Ted: parliamone, Seth McFarlan non è per tutti. Io francamente non riesco più a guardare Family Guy da quando ho visto la puntata Cartoon Wars di South Park, ma in piccole dosi funziona tantissimo e a sto punto spero che continui col cinema piuttosto che riemire i palinsesti fox con le sue stronzate. Se non vi piace il suo stile non provateci neanche, se invece vi piacciono le risate sceme è imperdibile. L’avrei messo anche più in alto se non si perdesse molto sul finale.

The dark knight rises: non l’ho ancora visto decentemente perché dovevo andare a vederlo in sub ita al cinema ma quella serata c’era “the last boyscout” sulla 400tv e semplicemente non si poteva. Un film molto buono, sicuramente non è il tipo di film che ti rovina una trilogia (che al momento rimane la miglior trilogia superhero sul mercato) ma che per tante piccole cose non riesce a colpire come dovrebbe. La questione è molto semplice: io finito l’ultimo film di batman voglio gridare “FUCK YEAH”, non “si, dai ci sta. bello”. Per quanto mi riguarda il film ha fallito la cosa più importante: esaltarmi.

iron man

Film bellissimi

 

 

Safety not guaranteed: filmetto indie con Aubrey Plaza che ho veramente adorato. Solitamente non mi piace quando i viaggi nel tempo vengono usati per i metaforoni, ma qui è tutto veramente troppo carino per criticare qualcosa.

Looper: viaggi nel tempo, joseph gordon levitt, mind fuck, bruce willis, figata incredibile. Non gli do l’hulk solo perché non reputo che questo film sia bello-capolavoro, lo trovo più un bello-cult: è il tipo di film che tra 20 anni avremo tutti in dvd e guarderemo ancora quando vogliamo divertirci. Gran interpretazioni, bella sceneggiatura (ci sono un paio di paradossi belli grandi ma fottesega) ed è diretto dal tizio che ha diretto molti dei migliori episodi di Breaking Bad. Imperdibile.

hulk

Film capolavoro

 

 

Killer Joe: noir, diretto dal tizio dell’esorcista, figata totale. Un film che se ne frega completamente di tutti i limiti non scritti del cinema  lasciandoti a bocca aperta per tutto il film (l’ultima scena dura praticamente mezz’ora). Se non sapessi chi è il regista direi che questa cosa è stata fatta da un coreano, quando partono i titoli di coda stavo per applaudire.

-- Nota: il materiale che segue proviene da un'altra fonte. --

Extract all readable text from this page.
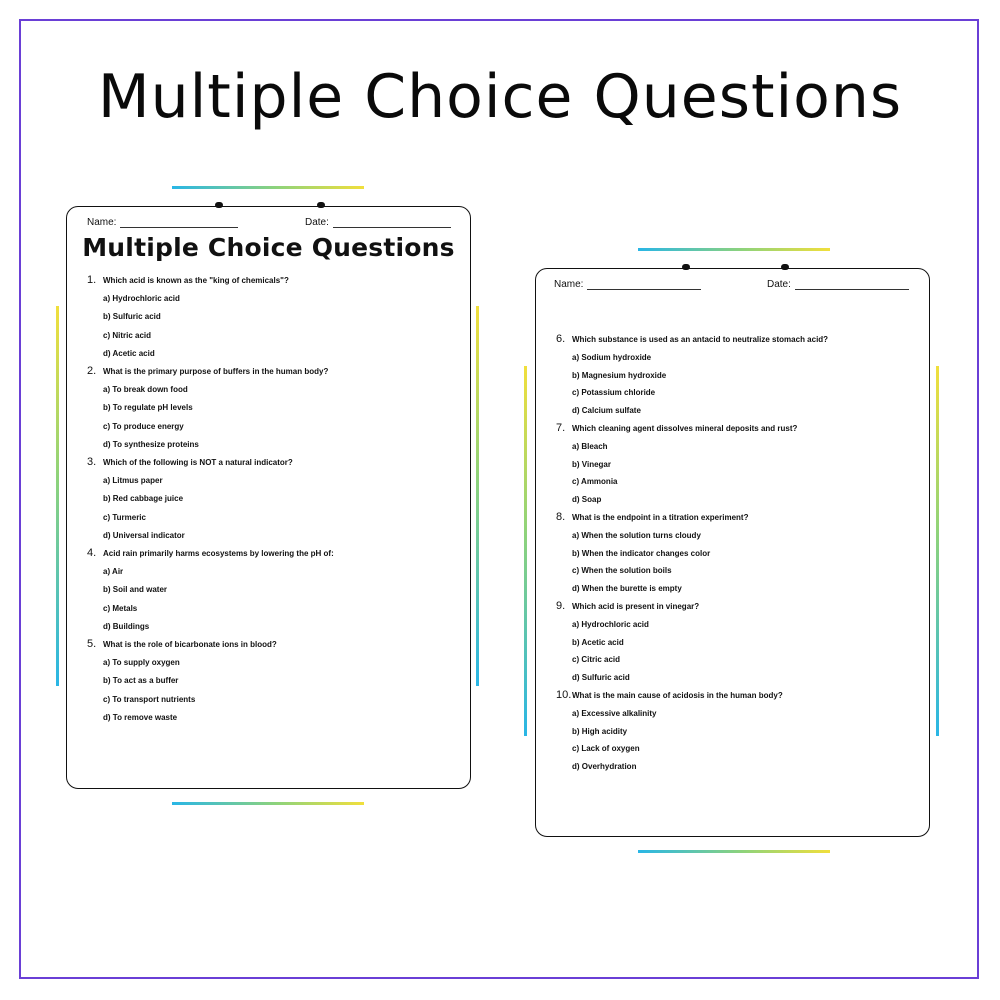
Multiple Choice Questions
Name:	Date:
Multiple Choice Questions
1. Which acid is known as the "king of chemicals"?
a) Hydrochloric acid
b) Sulfuric acid
c) Nitric acid
d) Acetic acid
2. What is the primary purpose of buffers in the human body?
a) To break down food
b) To regulate pH levels
c) To produce energy
d) To synthesize proteins
3. Which of the following is NOT a natural indicator?
a) Litmus paper
b) Red cabbage juice
c) Turmeric
d) Universal indicator
4. Acid rain primarily harms ecosystems by lowering the pH of:
a) Air
b) Soil and water
c) Metals
d) Buildings
5. What is the role of bicarbonate ions in blood?
a) To supply oxygen
b) To act as a buffer
c) To transport nutrients
d) To remove waste
Name:	Date:
6. Which substance is used as an antacid to neutralize stomach acid?
a) Sodium hydroxide
b) Magnesium hydroxide
c) Potassium chloride
d) Calcium sulfate
7. Which cleaning agent dissolves mineral deposits and rust?
a) Bleach
b) Vinegar
c) Ammonia
d) Soap
8. What is the endpoint in a titration experiment?
a) When the solution turns cloudy
b) When the indicator changes color
c) When the solution boils
d) When the burette is empty
9. Which acid is present in vinegar?
a) Hydrochloric acid
b) Acetic acid
c) Citric acid
d) Sulfuric acid
10. What is the main cause of acidosis in the human body?
a) Excessive alkalinity
b) High acidity
c) Lack of oxygen
d) Overhydration
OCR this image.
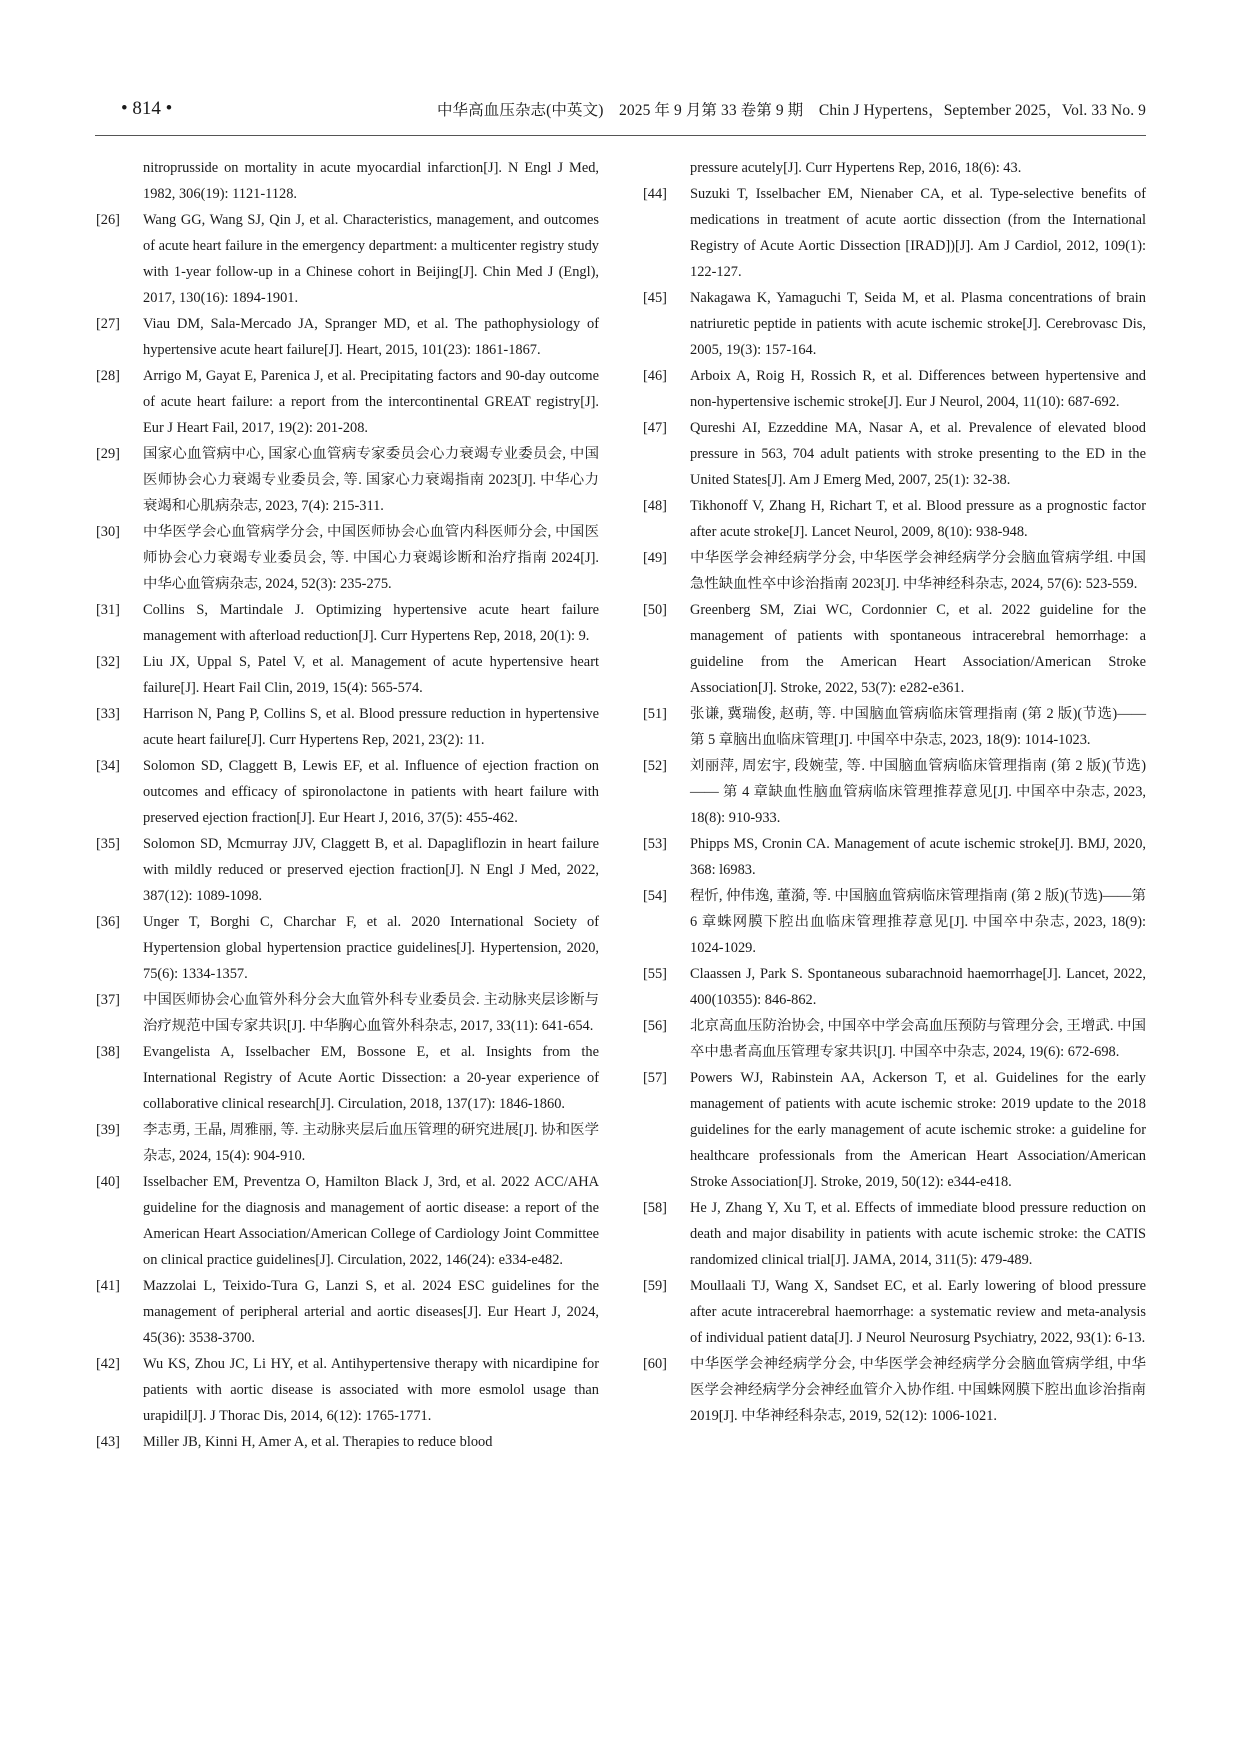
• 814 •	中华高血压杂志(中英文)　2025 年 9 月第 33 卷第 9 期　Chin J Hypertens，September 2025，Vol. 33 No. 9
nitroprusside on mortality in acute myocardial infarction[J]. N Engl J Med, 1982, 306(19): 1121-1128.
[26] Wang GG, Wang SJ, Qin J, et al. Characteristics, management, and outcomes of acute heart failure in the emergency department: a multicenter registry study with 1-year follow-up in a Chinese cohort in Beijing[J]. Chin Med J (Engl), 2017, 130(16): 1894-1901.
[27] Viau DM, Sala-Mercado JA, Spranger MD, et al. The pathophysiology of hypertensive acute heart failure[J]. Heart, 2015, 101(23): 1861-1867.
[28] Arrigo M, Gayat E, Parenica J, et al. Precipitating factors and 90-day outcome of acute heart failure: a report from the intercontinental GREAT registry[J]. Eur J Heart Fail, 2017, 19(2): 201-208.
[29] 国家心血管病中心, 国家心血管病专家委员会心力衰竭专业委员会, 中国医师协会心力衰竭专业委员会, 等. 国家心力衰竭指南 2023[J]. 中华心力衰竭和心肌病杂志, 2023, 7(4): 215-311.
[30] 中华医学会心血管病学分会, 中国医师协会心血管内科医师分会, 中国医师协会心力衰竭专业委员会, 等. 中国心力衰竭诊断和治疗指南 2024[J]. 中华心血管病杂志, 2024, 52(3): 235-275.
[31] Collins S, Martindale J. Optimizing hypertensive acute heart failure management with afterload reduction[J]. Curr Hypertens Rep, 2018, 20(1): 9.
[32] Liu JX, Uppal S, Patel V, et al. Management of acute hypertensive heart failure[J]. Heart Fail Clin, 2019, 15(4): 565-574.
[33] Harrison N, Pang P, Collins S, et al. Blood pressure reduction in hypertensive acute heart failure[J]. Curr Hypertens Rep, 2021, 23(2): 11.
[34] Solomon SD, Claggett B, Lewis EF, et al. Influence of ejection fraction on outcomes and efficacy of spironolactone in patients with heart failure with preserved ejection fraction[J]. Eur Heart J, 2016, 37(5): 455-462.
[35] Solomon SD, Mcmurray JJV, Claggett B, et al. Dapagliflozin in heart failure with mildly reduced or preserved ejection fraction[J]. N Engl J Med, 2022, 387(12): 1089-1098.
[36] Unger T, Borghi C, Charchar F, et al. 2020 International Society of Hypertension global hypertension practice guidelines[J]. Hypertension, 2020, 75(6): 1334-1357.
[37] 中国医师协会心血管外科分会大血管外科专业委员会. 主动脉夹层诊断与治疗规范中国专家共识[J]. 中华胸心血管外科杂志, 2017, 33(11): 641-654.
[38] Evangelista A, Isselbacher EM, Bossone E, et al. Insights from the International Registry of Acute Aortic Dissection: a 20-year experience of collaborative clinical research[J]. Circulation, 2018, 137(17): 1846-1860.
[39] 李志勇, 王晶, 周雅丽, 等. 主动脉夹层后血压管理的研究进展[J]. 协和医学杂志, 2024, 15(4): 904-910.
[40] Isselbacher EM, Preventza O, Hamilton Black J, 3rd, et al. 2022 ACC/AHA guideline for the diagnosis and management of aortic disease: a report of the American Heart Association/American College of Cardiology Joint Committee on clinical practice guidelines[J]. Circulation, 2022, 146(24): e334-e482.
[41] Mazzolai L, Teixido-Tura G, Lanzi S, et al. 2024 ESC guidelines for the management of peripheral arterial and aortic diseases[J]. Eur Heart J, 2024, 45(36): 3538-3700.
[42] Wu KS, Zhou JC, Li HY, et al. Antihypertensive therapy with nicardipine for patients with aortic disease is associated with more esmolol usage than urapidil[J]. J Thorac Dis, 2014, 6(12): 1765-1771.
[43] Miller JB, Kinni H, Amer A, et al. Therapies to reduce blood
pressure acutely[J]. Curr Hypertens Rep, 2016, 18(6): 43.
[44] Suzuki T, Isselbacher EM, Nienaber CA, et al. Type-selective benefits of medications in treatment of acute aortic dissection (from the International Registry of Acute Aortic Dissection [IRAD])[J]. Am J Cardiol, 2012, 109(1): 122-127.
[45] Nakagawa K, Yamaguchi T, Seida M, et al. Plasma concentrations of brain natriuretic peptide in patients with acute ischemic stroke[J]. Cerebrovasc Dis, 2005, 19(3): 157-164.
[46] Arboix A, Roig H, Rossich R, et al. Differences between hypertensive and non-hypertensive ischemic stroke[J]. Eur J Neurol, 2004, 11(10): 687-692.
[47] Qureshi AI, Ezzeddine MA, Nasar A, et al. Prevalence of elevated blood pressure in 563, 704 adult patients with stroke presenting to the ED in the United States[J]. Am J Emerg Med, 2007, 25(1): 32-38.
[48] Tikhonoff V, Zhang H, Richart T, et al. Blood pressure as a prognostic factor after acute stroke[J]. Lancet Neurol, 2009, 8(10): 938-948.
[49] 中华医学会神经病学分会, 中华医学会神经病学分会脑血管病学组. 中国急性缺血性卒中诊治指南 2023[J]. 中华神经科杂志, 2024, 57(6): 523-559.
[50] Greenberg SM, Ziai WC, Cordonnier C, et al. 2022 guideline for the management of patients with spontaneous intracerebral hemorrhage: a guideline from the American Heart Association/American Stroke Association[J]. Stroke, 2022, 53(7): e282-e361.
[51] 张谦, 冀瑞俊, 赵萌, 等. 中国脑血管病临床管理指南 (第 2 版)(节选)—— 第 5 章脑出血临床管理[J]. 中国卒中杂志, 2023, 18(9): 1014-1023.
[52] 刘丽萍, 周宏宇, 段婉莹, 等. 中国脑血管病临床管理指南 (第 2 版)(节选)—— 第 4 章缺血性脑血管病临床管理推荐意见[J]. 中国卒中杂志, 2023, 18(8): 910-933.
[53] Phipps MS, Cronin CA. Management of acute ischemic stroke[J]. BMJ, 2020, 368: l6983.
[54] 程忻, 仲伟逸, 董漪, 等. 中国脑血管病临床管理指南 (第 2 版)(节选)——第 6 章蛛网膜下腔出血临床管理推荐意见[J]. 中国卒中杂志, 2023, 18(9): 1024-1029.
[55] Claassen J, Park S. Spontaneous subarachnoid haemorrhage[J]. Lancet, 2022, 400(10355): 846-862.
[56] 北京高血压防治协会, 中国卒中学会高血压预防与管理分会, 王增武. 中国卒中患者高血压管理专家共识[J]. 中国卒中杂志, 2024, 19(6): 672-698.
[57] Powers WJ, Rabinstein AA, Ackerson T, et al. Guidelines for the early management of patients with acute ischemic stroke: 2019 update to the 2018 guidelines for the early management of acute ischemic stroke: a guideline for healthcare professionals from the American Heart Association/American Stroke Association[J]. Stroke, 2019, 50(12): e344-e418.
[58] He J, Zhang Y, Xu T, et al. Effects of immediate blood pressure reduction on death and major disability in patients with acute ischemic stroke: the CATIS randomized clinical trial[J]. JAMA, 2014, 311(5): 479-489.
[59] Moullaali TJ, Wang X, Sandset EC, et al. Early lowering of blood pressure after acute intracerebral haemorrhage: a systematic review and meta-analysis of individual patient data[J]. J Neurol Neurosurg Psychiatry, 2022, 93(1): 6-13.
[60] 中华医学会神经病学分会, 中华医学会神经病学分会脑血管病学组, 中华医学会神经病学分会神经血管介入协作组. 中国蛛网膜下腔出血诊治指南 2019[J]. 中华神经科杂志, 2019, 52(12): 1006-1021.
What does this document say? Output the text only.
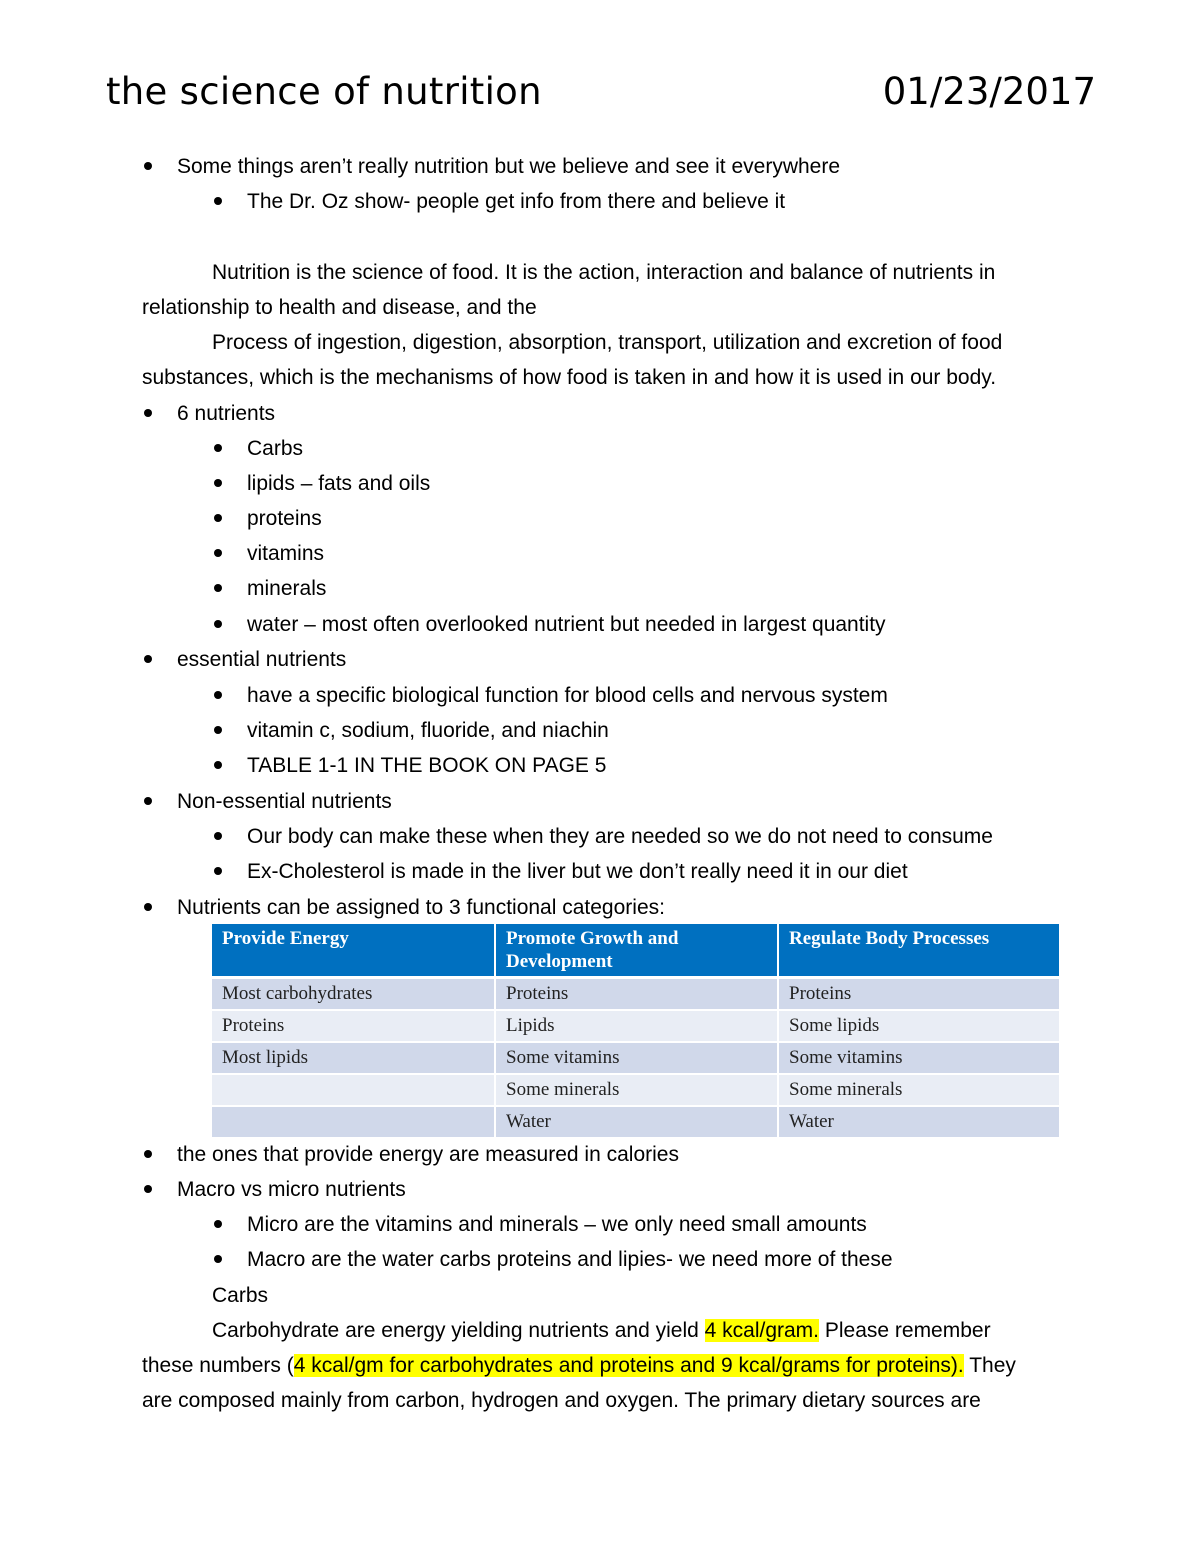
the science of nutrition	01/23/2017
Some things aren’t really nutrition but we believe and see it everywhere
The Dr. Oz show- people get info from there and believe it
Nutrition is the science of food. It is the action, interaction and balance of nutrients in
relationship to health and disease, and the
Process of ingestion, digestion, absorption, transport, utilization and excretion of food
substances, which is the mechanisms of how food is taken in and how it is used in our body.
6 nutrients
Carbs
lipids – fats and oils
proteins
vitamins
minerals
water – most often overlooked nutrient but needed in largest quantity
essential nutrients
have a specific biological function for blood cells and nervous system
vitamin c, sodium, fluoride, and niachin
TABLE 1-1 IN THE BOOK ON PAGE 5
Non-essential nutrients
Our body can make these when they are needed so we do not need to consume
Ex-Cholesterol is made in the liver but we don’t really need it in our diet
Nutrients can be assigned to 3 functional categories:
Provide Energy	Promote Growth and Development	Regulate Body Processes
Most carbohydrates	Proteins	Proteins
Proteins	Lipids	Some lipids
Most lipids	Some vitamins	Some vitamins
	Some minerals	Some minerals
	Water	Water
the ones that provide energy are measured in calories
Macro vs micro nutrients
Micro are the vitamins and minerals – we only need small amounts
Macro are the water carbs proteins and lipies- we need more of these
Carbs
Carbohydrate are energy yielding nutrients and yield 4 kcal/gram. Please remember
these numbers (4 kcal/gm for carbohydrates and proteins and 9 kcal/grams for proteins). They
are composed mainly from carbon, hydrogen and oxygen. The primary dietary sources are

Moonrise kingdom: io sono del team #wesistherightanderson, tutti i suoi film mi sono piaciuti e questo è uno dei miei preferiti. Questo film ha una personalità immensa, due attori di 12 anni che fanno il culo a tutte le star nei ruoli secondari e una storia d’amore puccissima. Se non vi piace wes non vi piacerà nemmeno questo, ma in quel caso sappiate che siete delle brutte persone.